Housing overcrowding in the Maldives is driven by unaffordability, but also by care needs. When older relatives have no accessible housing option nearby, families consolidate into one unit. Adult children feel obligated – and genuinely want – to care for aging parents, but the only way to do so is often to share already-cramped apartments. Our research found that this consolidation intensifies conflict, increases women's unpaid care burden, and reduces privacy and stability in marriages. Young couples trying to build their own family lives find themselves without space for intimacy or independence. Women in particular face impossible trade-offs: they are expected to be primary caregivers for elderly relatives while also raising children and often working, with no room of their own and no realistic choice about any of it. The stress this places on marriages is significant and measurable – not failures of family values or filial piety, but predictable outcomes of a housing system that forces families to choose between abandoning elderly parents to isolation or compressing multiple generations into spaces that cannot accommodate them.

The alternative of elderly living alone in scattered apartments is not a solution either. Many elderly in the Maldives currently live in units they can rarely leave – apartments up flights of stairs they cannot safely navigate, in buildings without reliable lifts, in neighbourhoods with no accessible walkways or amenities within reach. They become effectively shut-in, isolated not by choice but by the physical constraints of housing that was never designed for aging bodies. Social disconnection accelerates cognitive decline, worsens depression, and increases mortality risk. The elderly need to be integrated within communities, in regular contact with their families and with peers their age, with access to the outdoors and to social life – not confined to apartments they cannot escape.

Proximity without co-residence

The proposal is to include a share of senior-friendly units within mixed housing developments – blocks designed specifically for older people to live safely and autonomously, with health supervision and caretaking services present, located close to family but not requiring co-residence in the same overcrowded apartment. As government promotes mass rollout of public housing options including mixed-income high-density models, a portion of units in these developments should be designated and designed for elderly residents. These would feature accessibility throughout: step-free access, reliable lifts, grab bars, appropriate bathroom and kitchen layouts, emergency call systems, and safe common areas. Beyond physical design, these blocks would include health monitoring services, regular check-ins, exercise programs and physiotherapy, and social programming that keeps residents connected to each other and to the wider community.

The key insight is that proximity without co-residence solves problems that neither separation nor consolidation can address. When senior-friendly blocks are located within the same developments as general housing, elderly parents can live a brief walk from their adult children's apartments. Families can still have dinner together regularly. Grandparents can see grandchildren. Adult children can check in daily and provide support. But everyone also has their own space. Young couples have the privacy and independence that healthy marriages require. Women have realistic choices about caregiving rather than being trapped by housing constraints – they can provide care and connection without it consuming their entire lives and homes.

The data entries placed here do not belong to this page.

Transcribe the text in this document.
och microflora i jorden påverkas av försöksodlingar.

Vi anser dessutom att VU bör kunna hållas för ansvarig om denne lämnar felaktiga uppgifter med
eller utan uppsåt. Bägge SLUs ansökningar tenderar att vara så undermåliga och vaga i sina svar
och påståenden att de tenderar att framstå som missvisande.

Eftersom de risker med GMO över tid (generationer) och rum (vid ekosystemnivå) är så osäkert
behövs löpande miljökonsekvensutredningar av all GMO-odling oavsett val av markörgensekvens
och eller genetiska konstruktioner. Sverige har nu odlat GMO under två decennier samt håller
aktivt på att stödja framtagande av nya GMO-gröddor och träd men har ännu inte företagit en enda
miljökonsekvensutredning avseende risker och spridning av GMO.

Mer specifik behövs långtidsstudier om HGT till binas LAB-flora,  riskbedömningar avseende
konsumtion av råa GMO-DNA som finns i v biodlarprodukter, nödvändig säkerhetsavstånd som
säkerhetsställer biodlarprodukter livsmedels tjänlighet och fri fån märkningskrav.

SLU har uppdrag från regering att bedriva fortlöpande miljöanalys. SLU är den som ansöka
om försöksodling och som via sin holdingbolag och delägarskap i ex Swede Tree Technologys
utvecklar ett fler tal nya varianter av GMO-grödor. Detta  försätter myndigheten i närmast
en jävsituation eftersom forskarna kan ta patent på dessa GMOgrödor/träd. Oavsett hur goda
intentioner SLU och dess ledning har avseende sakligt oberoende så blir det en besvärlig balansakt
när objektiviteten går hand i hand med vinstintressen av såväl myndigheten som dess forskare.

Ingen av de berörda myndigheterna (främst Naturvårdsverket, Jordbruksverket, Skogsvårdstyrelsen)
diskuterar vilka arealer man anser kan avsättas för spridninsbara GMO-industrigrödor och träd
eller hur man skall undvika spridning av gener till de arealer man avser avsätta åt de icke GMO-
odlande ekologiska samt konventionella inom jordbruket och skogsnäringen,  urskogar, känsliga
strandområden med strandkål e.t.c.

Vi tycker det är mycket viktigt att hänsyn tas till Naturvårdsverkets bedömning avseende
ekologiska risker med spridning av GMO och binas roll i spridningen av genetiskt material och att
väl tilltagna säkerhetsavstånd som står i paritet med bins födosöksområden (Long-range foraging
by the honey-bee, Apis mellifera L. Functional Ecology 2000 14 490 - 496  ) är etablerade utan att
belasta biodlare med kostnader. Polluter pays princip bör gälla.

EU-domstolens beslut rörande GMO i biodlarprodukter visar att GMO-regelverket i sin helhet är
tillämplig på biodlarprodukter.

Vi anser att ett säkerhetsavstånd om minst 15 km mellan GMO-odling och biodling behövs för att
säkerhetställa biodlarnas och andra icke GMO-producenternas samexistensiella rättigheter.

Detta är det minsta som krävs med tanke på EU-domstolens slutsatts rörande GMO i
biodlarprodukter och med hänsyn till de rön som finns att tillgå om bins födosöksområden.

The elderly, for their part, gain autonomy rather than dependence: they live in units suited to their needs, with peers nearby, with professional health support available, with the ability to walk around their building and neighbourhood rather than being confined to a single apartment.

Benefits across generations

From a healthy aging perspective, this model allows elderly to age in place within communities, in regular proximity to peers their age as well as their own families and the wider community. They retain autonomy in units with accessibility features, reliable infrastructure, and safe layouts. Health monitoring and social programming keep older residents connected, and catch health issues early rather than waiting for crises. Regular exercise programs and physiotherapy help maintain mobility and independence for longer. Intergenerational contact – with family, with children in the development, with the broader community – provides the social engagement that research consistently links to better cognitive and physical health outcomes.

For younger families, the ability of couples to have privacy and independence in their living conditions while still seeing their elderly parents day-to-day reduces the pressures and stressors that our research identified as affecting marriages and driving conflict. The care relationship becomes sustainable rather than all-consuming. Women in particular gain options they currently lack: the ability to maintain close relationships with aging parents, to participate in their care, but also to have lives and homes and careers of their own. The goal is housing that allows those relationships to flourish without crushing everyone involved. Continued family connection across generations, with the physical infrastructure that makes such connection sustainable rather than a source of chronic stress and conflict.